Stepping out behind Rachel, nearly bumping into her, one of the other girls laughed. "Oh my god! Look!" She pointed at the bird for the others who came out after her, their hair still wet from the showers. There were little gasps and laughter as they all clustered around and watched the bread rise like a lost balloon.
Rachel, though, was so quiet that they all fell silent, hushing each other. They stared up into the sky, shading their eyes as the bird passed in front of a cloud, the bread disappearing for a moment, then emerging again against the blue, so square and white, this strange made thing above the woods and lake, their little cabins, their wet braided hair.
Rachel felt small and held in the green bowl of the clearing beneath the boundless bright sky. She felt a tug in her middle, some big, sweet sadness, and knew she would always feel this way now, no going back, part wild thing, part person.

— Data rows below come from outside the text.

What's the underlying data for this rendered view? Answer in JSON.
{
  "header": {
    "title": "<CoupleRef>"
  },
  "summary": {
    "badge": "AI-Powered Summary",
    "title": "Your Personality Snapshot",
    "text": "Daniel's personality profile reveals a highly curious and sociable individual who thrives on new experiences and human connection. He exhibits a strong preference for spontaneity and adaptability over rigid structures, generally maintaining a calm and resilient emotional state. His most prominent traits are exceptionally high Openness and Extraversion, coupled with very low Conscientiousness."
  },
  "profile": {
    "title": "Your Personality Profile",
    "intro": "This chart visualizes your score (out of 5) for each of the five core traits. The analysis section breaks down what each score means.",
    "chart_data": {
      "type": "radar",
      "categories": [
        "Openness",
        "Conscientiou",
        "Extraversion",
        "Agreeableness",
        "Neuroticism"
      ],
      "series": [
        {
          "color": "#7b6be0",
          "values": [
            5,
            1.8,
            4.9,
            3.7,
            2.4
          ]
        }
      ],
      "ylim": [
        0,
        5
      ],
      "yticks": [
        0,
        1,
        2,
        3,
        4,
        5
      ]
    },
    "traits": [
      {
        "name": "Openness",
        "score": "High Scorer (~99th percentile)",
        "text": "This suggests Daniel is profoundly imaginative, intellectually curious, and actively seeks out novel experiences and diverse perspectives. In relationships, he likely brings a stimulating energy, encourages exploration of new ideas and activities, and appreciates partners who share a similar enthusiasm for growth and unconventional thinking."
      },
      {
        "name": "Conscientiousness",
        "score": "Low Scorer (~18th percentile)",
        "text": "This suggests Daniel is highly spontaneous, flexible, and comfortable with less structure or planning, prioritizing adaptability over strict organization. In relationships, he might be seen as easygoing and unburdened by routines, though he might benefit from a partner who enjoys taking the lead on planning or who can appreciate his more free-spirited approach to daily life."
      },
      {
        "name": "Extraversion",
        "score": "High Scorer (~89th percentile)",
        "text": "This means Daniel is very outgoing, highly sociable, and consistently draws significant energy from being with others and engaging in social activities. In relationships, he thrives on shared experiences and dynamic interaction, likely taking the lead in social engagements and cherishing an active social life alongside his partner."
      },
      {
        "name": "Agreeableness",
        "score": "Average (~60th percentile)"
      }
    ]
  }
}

The bird sank toward the trees, then dipped into the forest. The girls shook themselves, blinked into motion again as Miriam came out with the last of the sandwiches, graceful in her high-waisted jean shorts, her red hair braided in a crown.
Now they spoke over each other to report the strange event—"Guess what! A bird took Rachel’s bread! It stole it right off her sandwich, haha!"
"Well," said Miriam, giving Rachel a teasing look. "See what happens with no mayo." She set the other plates on the table. Rachel was confused. "Nothing to hold the bread on," Miriam explained.
The girls were impressed by this logic, and for a few minutes as they ate their sandwiches, they wondered how the bird knew that Rachel always refused mayo, that she always sat at that spot, third from the end, facing the forest. "It’s not like that bird tested every single sandwich." The fact of Rachel’s dislike of mayo had been a source of gentle teasing. It was as much about her preference as about her adamant refusal to even try it, an unselfconscious independence some of them vaguely envied, though they could not have said so. They thrust carrot sticks and potato chips dipped in mayo into her face, offered her Oreos spread with it. The bird’s targeting of her sandwich excited them, vindicating their attention to this minor difference.
"Maybe it’s watching us. Maybe it’s a ghost." The girls shivered a little and laughed, swinging their legs under the table, then began to discuss the afternoon activities. Whether to do crafts or archery. Whether the new kayak instructor was cute or creepy.
Rachel stayed quiet, her eyes unfocused on the edge of the woods. The bird, she thought now, must be tearing the bread to shreds, beaking them down his throat. Part of her was just now dissolving into his pink stomach to be transmuted into the energy that powered his wings, to be digested and deposited on the forest floor to fertilize some seedling. So she had been chosen. This dark and secret part of her, this vast, empty, wild beating space.
Now, sitting beside Emma on the porch swing in the blue dusk, letting her bare foot brush Emma’s as they rocked, body humming with that almost unbearable burn of big new love, Rachel wanted to tell her about the grey bird and her sandwich. She wanted to say, I’ve never told anyone this before, so that Emma would lean closer, put a hand on her warm knee, maybe. But she caught the words in her mouth, put them back inside. If she said it, she could never get it back. So she told some other story, about Laura’s downy neck in 10th grade math class. She watched the cup of Emma’s ear lit pink like a shell, and her dark hair tucked loosely there, falling forward along her cheekbone and thought—I am filling it now, but it will never be filled, the filling and the emptying the same, the all of it, the all of me.